Hunters and sports enthusiasts all around the area come together every two years to display their trophies, share stories and to enjoy a wild game feed. Rack It up III will be held Saturday, February 27 from 2-10 p.m. and Sunday, February 28 from 1-4 pm at the Quandt Brothers" Shop, five miles south of Oakes, ND on Hwy 1 and 93rd St., which is east on Country Road 5, first farm on the right hand side of the road. Each Day is a free will offering for admission which is at the door, and at the serving table for beverages, snacks, and the wild game feed. All Proceeds will be given to the Paul Schmitz Family. Paul was from the Oakes area and died following a tragic farm accident. His wife Cathy and their two daughters Lacey and Lynsey continue to live on the family farm and care for their livestock. Paul and his family were very active in livestock showing and Cathy and the girls continue to show and compete at these events. Supplemental Funding will be provided through Thrivent.

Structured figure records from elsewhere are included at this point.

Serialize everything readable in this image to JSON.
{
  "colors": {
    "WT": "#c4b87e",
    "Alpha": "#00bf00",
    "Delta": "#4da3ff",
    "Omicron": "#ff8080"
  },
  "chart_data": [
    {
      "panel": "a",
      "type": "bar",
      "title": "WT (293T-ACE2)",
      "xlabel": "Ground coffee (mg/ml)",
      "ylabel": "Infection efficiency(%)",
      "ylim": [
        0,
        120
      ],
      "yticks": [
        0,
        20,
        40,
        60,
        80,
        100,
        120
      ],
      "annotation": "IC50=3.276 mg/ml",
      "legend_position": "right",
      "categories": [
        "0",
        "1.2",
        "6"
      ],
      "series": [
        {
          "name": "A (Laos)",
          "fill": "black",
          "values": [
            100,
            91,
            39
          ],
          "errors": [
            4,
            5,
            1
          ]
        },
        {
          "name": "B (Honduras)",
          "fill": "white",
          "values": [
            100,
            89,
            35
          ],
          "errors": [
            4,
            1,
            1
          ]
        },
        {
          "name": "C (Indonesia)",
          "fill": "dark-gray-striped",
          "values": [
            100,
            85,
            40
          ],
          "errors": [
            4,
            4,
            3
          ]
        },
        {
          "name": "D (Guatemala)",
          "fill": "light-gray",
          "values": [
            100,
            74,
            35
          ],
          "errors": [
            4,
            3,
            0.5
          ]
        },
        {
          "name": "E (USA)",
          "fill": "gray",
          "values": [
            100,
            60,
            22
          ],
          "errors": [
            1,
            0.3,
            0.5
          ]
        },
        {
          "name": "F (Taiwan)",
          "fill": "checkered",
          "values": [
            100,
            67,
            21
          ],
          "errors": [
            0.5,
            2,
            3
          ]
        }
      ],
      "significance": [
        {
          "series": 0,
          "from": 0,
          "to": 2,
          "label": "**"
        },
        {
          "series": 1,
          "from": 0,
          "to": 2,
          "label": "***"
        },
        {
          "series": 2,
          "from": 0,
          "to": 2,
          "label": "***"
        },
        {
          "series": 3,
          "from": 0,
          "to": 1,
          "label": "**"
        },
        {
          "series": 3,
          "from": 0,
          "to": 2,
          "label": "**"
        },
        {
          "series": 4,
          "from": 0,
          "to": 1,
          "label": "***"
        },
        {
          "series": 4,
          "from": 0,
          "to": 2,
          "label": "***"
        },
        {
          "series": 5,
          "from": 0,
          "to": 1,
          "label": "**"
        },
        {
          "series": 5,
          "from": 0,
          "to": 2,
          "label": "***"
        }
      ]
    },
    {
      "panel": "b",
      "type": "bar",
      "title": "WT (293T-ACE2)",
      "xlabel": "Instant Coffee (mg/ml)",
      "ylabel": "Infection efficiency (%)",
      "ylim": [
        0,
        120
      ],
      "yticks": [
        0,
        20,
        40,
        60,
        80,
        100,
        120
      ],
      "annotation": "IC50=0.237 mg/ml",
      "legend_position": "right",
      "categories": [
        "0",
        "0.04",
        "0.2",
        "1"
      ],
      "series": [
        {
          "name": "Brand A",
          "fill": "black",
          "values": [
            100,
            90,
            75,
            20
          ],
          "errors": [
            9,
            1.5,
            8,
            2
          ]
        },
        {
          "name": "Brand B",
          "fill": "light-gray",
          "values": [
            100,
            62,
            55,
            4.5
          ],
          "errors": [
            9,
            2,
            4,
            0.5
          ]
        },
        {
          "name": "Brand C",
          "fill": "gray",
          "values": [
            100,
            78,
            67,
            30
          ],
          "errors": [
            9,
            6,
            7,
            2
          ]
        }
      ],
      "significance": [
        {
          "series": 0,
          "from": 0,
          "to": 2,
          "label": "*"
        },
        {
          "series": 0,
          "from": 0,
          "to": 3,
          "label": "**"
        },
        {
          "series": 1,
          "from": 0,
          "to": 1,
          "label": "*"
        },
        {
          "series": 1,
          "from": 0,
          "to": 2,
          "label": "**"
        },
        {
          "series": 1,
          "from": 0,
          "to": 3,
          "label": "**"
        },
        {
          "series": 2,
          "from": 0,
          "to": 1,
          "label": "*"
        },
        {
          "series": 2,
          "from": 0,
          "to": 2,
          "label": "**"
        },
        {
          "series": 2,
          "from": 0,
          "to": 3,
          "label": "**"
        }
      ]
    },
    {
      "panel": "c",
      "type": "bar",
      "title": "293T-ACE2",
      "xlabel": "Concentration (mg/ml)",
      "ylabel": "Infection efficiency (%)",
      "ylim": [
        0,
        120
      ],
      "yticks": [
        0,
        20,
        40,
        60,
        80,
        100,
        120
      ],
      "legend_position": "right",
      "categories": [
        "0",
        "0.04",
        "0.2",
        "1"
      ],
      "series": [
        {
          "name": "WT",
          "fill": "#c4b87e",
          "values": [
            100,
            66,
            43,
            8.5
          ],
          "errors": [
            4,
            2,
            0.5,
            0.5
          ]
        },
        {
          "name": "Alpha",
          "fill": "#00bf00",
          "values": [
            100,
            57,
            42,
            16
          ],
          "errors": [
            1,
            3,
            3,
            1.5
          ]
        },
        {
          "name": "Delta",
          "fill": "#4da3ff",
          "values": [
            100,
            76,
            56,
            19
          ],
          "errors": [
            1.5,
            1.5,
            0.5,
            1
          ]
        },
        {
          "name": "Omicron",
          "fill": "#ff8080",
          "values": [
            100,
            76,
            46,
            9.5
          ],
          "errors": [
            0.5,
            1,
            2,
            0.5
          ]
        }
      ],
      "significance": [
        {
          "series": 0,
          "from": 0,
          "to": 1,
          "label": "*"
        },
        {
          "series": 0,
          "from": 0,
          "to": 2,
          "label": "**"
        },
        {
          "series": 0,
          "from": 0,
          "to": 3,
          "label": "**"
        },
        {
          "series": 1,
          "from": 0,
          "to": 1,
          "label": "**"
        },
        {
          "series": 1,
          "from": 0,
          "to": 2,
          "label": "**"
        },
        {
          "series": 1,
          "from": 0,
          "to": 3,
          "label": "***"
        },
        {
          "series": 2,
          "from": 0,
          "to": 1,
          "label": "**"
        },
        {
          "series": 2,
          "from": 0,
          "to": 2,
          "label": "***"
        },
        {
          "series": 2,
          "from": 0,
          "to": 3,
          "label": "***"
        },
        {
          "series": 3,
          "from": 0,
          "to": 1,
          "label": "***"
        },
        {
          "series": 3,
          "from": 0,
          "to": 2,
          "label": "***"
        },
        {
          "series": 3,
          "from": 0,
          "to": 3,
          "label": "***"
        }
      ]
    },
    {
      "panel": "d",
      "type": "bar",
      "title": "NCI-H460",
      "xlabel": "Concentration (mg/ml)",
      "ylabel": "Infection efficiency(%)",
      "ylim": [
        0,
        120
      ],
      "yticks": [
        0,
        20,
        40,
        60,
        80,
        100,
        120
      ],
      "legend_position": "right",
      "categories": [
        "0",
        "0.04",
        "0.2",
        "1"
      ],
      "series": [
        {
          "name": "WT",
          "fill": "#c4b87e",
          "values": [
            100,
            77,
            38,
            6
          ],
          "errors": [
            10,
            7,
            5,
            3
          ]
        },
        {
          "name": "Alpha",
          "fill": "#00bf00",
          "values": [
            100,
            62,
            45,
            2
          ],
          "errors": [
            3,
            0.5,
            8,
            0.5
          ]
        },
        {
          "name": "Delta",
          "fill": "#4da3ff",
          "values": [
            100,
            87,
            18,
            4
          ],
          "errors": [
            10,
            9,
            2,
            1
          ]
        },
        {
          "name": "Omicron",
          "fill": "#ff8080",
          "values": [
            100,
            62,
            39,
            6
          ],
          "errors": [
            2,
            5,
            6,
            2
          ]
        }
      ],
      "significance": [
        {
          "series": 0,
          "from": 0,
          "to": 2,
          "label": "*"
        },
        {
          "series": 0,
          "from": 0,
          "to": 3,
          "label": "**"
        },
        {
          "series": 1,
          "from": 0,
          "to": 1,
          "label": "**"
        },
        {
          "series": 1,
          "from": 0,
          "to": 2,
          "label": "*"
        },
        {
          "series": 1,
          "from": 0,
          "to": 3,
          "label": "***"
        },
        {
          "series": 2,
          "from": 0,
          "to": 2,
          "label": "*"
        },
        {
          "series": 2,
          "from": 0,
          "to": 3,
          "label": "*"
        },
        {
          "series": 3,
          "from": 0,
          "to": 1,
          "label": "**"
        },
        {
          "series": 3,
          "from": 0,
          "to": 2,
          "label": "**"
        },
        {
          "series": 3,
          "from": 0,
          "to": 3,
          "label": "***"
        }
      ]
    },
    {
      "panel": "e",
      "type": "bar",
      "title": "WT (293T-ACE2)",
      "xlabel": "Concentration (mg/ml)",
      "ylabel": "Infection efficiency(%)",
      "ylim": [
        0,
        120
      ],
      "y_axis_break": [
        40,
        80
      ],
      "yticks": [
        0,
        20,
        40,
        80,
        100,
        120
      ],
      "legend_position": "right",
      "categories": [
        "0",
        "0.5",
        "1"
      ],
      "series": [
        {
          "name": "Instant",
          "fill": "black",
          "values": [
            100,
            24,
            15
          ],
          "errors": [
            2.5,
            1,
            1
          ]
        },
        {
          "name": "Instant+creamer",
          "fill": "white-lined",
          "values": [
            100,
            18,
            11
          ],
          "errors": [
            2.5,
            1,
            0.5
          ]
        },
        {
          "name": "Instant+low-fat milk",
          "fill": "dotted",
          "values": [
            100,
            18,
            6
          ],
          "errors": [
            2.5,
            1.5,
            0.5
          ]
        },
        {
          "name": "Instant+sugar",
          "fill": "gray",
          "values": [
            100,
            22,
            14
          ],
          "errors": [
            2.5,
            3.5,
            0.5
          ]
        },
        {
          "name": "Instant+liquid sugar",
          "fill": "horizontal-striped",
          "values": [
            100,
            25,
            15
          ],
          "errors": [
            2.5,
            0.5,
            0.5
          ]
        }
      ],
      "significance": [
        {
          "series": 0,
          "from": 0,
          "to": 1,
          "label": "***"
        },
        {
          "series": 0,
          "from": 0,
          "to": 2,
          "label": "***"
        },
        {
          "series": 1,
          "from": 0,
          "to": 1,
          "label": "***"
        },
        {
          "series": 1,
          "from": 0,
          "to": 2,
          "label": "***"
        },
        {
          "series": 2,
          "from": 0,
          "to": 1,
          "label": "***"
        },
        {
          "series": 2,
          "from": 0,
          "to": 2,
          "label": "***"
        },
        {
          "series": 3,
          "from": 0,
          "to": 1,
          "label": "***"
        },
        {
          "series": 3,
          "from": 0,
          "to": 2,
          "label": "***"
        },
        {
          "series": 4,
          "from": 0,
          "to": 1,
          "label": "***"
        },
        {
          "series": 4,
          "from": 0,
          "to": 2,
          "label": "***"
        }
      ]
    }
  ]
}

An account is also set-up at Starion Financial of Oakes where donations can be made out to the Paul Schmitz fund and sent to: Starion Financial, 601 Main Ave, Oakes, ND 58474, Telephone number is 701-742-2112.
Exhibitors of mounted game are welcome to bring their mounts on Thursday, February 25 and Friday, February 26 to the Quandt brothers Shop. In 2006 there were approximately 250 mounts and in 2008 this rose to 350. Please contact John Quandt at (701) 710-0077 or Bill Schmitz and (701) 710-0159 if you are interested in displaying your mounted game or know of someone you feel would be interested. Their is no fee to bring your mount for display. From 5 p.m. until gone on Saturday, you can can take advantage of a wild game feed with deer, pheasant, and well deliciously prepared Rocky Mountain Oysters.
This is a fun day for the whole family. A time to get together with other hunters and sportsman and tell TALL tales, impress the kids, and do a good thing for the community. Come and show your support for Cathy and the girls. You may just get a chance to meet their trophies too- the animals they show at livestock shows. I hope to see you all there. Thanks


----------



## ndoutdoorsman (May 13, 2004)

Is there a Forum moderator that could put this as a sticky or move it to the right forum. Thanks


----------



## ndoutdoorsman (May 13, 2004)

Rack Um Up is this weekend so I hope I see all of you there, if not thanks for the support and thanks Nodakoutdoors for letting me post this. Also Thanks to anyone who donated to the Schmitz Family or helped out just by spreading the word of the event. Thanks again 
Jonathan Daniels


----------